I recently answered a question from a woman who had moved to California for better job prospects after a divorce. However, although she was well-qualified, she was having difficulty finding a job, and she was sounding desperate, contemplating yet another move for better prospects.
The problem really was 3-fold: Her job search was unfocused, she had cut herself off from the network of people who knew her in her home, and she hadn't established a new network in her new location.
First, she needed to define the job that she wanted, and then she needed to develop a list of preferred potential employers, so she could focus her search and her networking efforts. It's hard to hit a target when it keeps moving (or when you keep moving it yourself).

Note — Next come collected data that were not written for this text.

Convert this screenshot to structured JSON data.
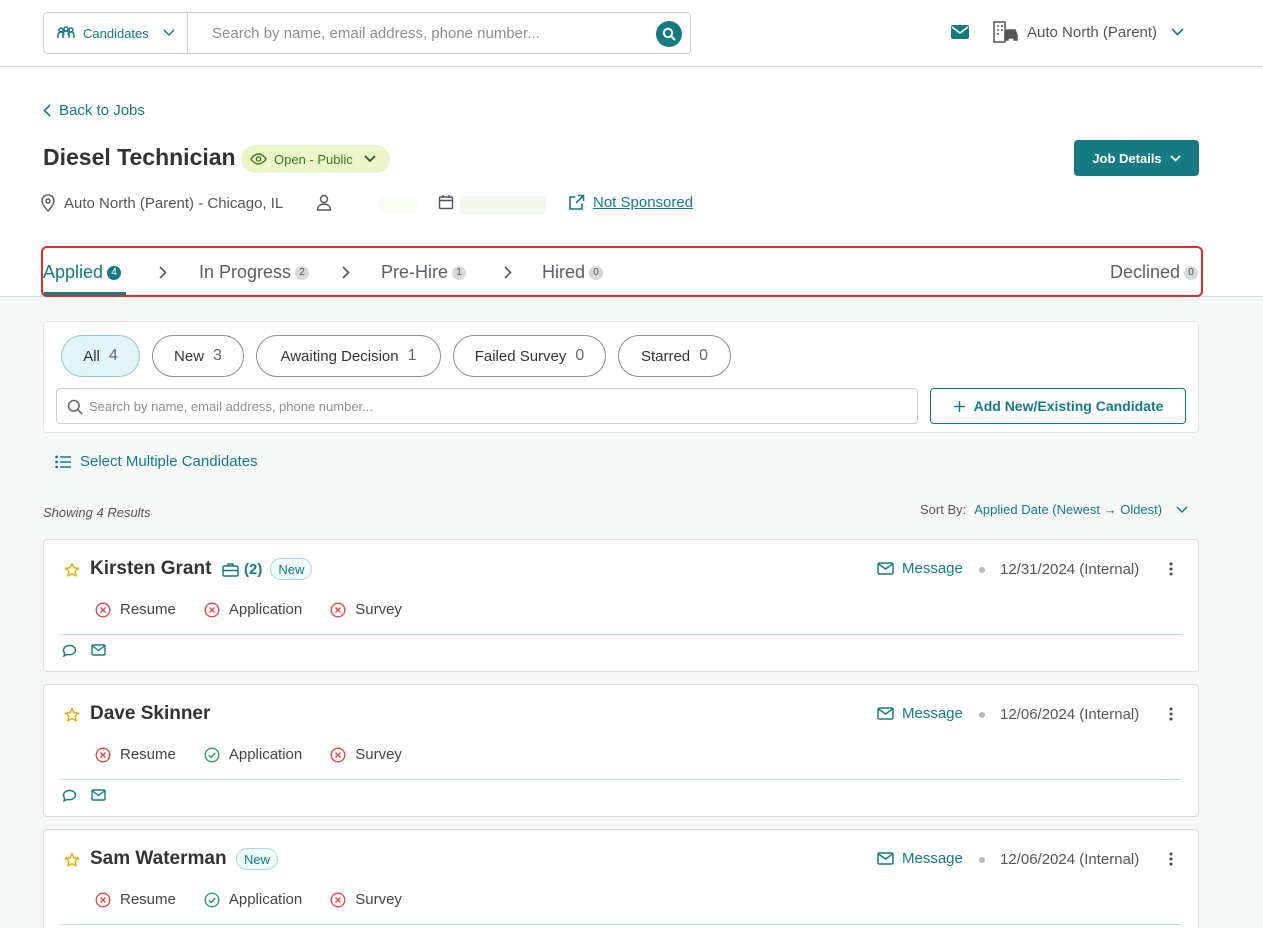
{
  "topbar": {
    "category_label": "Candidates",
    "search_placeholder": "Search by name, email address, phone number...",
    "org_name": "Auto North (Parent)"
  },
  "header": {
    "back_label": "Back to Jobs",
    "job_title": "Diesel Technician",
    "status_label": "Open - Public",
    "job_details_label": "Job Details",
    "location": "Auto North (Parent) - Chicago, IL",
    "sponsor_label": "Not Sponsored"
  },
  "stages": [
    {
      "label": "Applied",
      "count": "4"
    },
    {
      "label": "In Progress",
      "count": "2"
    },
    {
      "label": "Pre-Hire",
      "count": "1"
    },
    {
      "label": "Hired",
      "count": "0"
    },
    {
      "label": "Declined",
      "count": "0"
    }
  ],
  "filters": {
    "chips": [
      {
        "label": "All",
        "count": "4"
      },
      {
        "label": "New",
        "count": "3"
      },
      {
        "label": "Awaiting Decision",
        "count": "1"
      },
      {
        "label": "Failed Survey",
        "count": "0"
      },
      {
        "label": "Starred",
        "count": "0"
      }
    ],
    "search_placeholder": "Search by name, email address, phone number...",
    "add_label": "Add New/Existing Candidate"
  },
  "list": {
    "select_multiple_label": "Select Multiple Candidates",
    "showing_label": "Showing 4 Results",
    "sort_label": "Sort By:",
    "sort_value": "Applied Date (Newest → Oldest)"
  },
  "candidates": [
    {
      "name": "Kirsten Grant",
      "jobs_count": "(2)",
      "new_label": "New",
      "message_label": "Message",
      "date": "12/31/2024 (Internal)",
      "docs": [
        {
          "label": "Resume",
          "ok": false
        },
        {
          "label": "Application",
          "ok": false
        },
        {
          "label": "Survey",
          "ok": false
        }
      ]
    },
    {
      "name": "Dave Skinner",
      "message_label": "Message",
      "date": "12/06/2024 (Internal)",
      "docs": [
        {
          "label": "Resume",
          "ok": false
        },
        {
          "label": "Application",
          "ok": true
        },
        {
          "label": "Survey",
          "ok": false
        }
      ]
    },
    {
      "name": "Sam Waterman",
      "new_label": "New",
      "message_label": "Message",
      "date": "12/06/2024 (Internal)",
      "docs": [
        {
          "label": "Resume",
          "ok": false
        },
        {
          "label": "Application",
          "ok": true
        },
        {
          "label": "Survey",
          "ok": false
        }
      ]
    }
  ],
  "colors": {
    "accent": "#167a83",
    "status_green_bg": "#eaf6c9",
    "error": "#d84a4a",
    "success": "#2e9b5a",
    "star": "#e0a800",
    "highlight": "#d32f2f"
  }
}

Then, she needed to establish a new network in her new location:
- Locate local members of the "old" network:
Ask her friends and family to see if they know anyone who now lives in California, preferably near her new home.
Also, check out LinkedIn, ZoomInfo, Classmates, etc. to find old friends, former colleagues, and others from the past who might live in her new location, too.
- Develop a new network:
Check out her college's career center. Most schools have caught on to the benefits of helping alums as well as recent grads, and they often have a network of alums scattered across the country who help other alums. She can contact those people to ask for advice, preferably from someone in her target industry, profession, and/or one of her target employers.
If she had joined a church, synagogue, etc. in the new location, she might find a job search support group there that would help her network. These networks are usually very helpful, as long as they aren't all that you do.
There are also many independent job search support groups run by local governmental agencies, non-profit organizations like the Jewish Vocational Services, career coaches who offer free or low cost services as part of their outreach, people who just like to help others, etc.
She could also contact local professional and/or industry organizations where she could meet people who work for her target employers. Volunteering in those groups is a great way to meet people and establish credibility at the same time.
Of course, the most important thing to remember about networking is to help others, to give as well as receive.
People with good networks don't often find themselves job hunting, because when they are ready to move, they tap into their network for new opportunities (or the new opportunities tap them). If they do need a job, unexpectedly, they land one relatively effortlessly.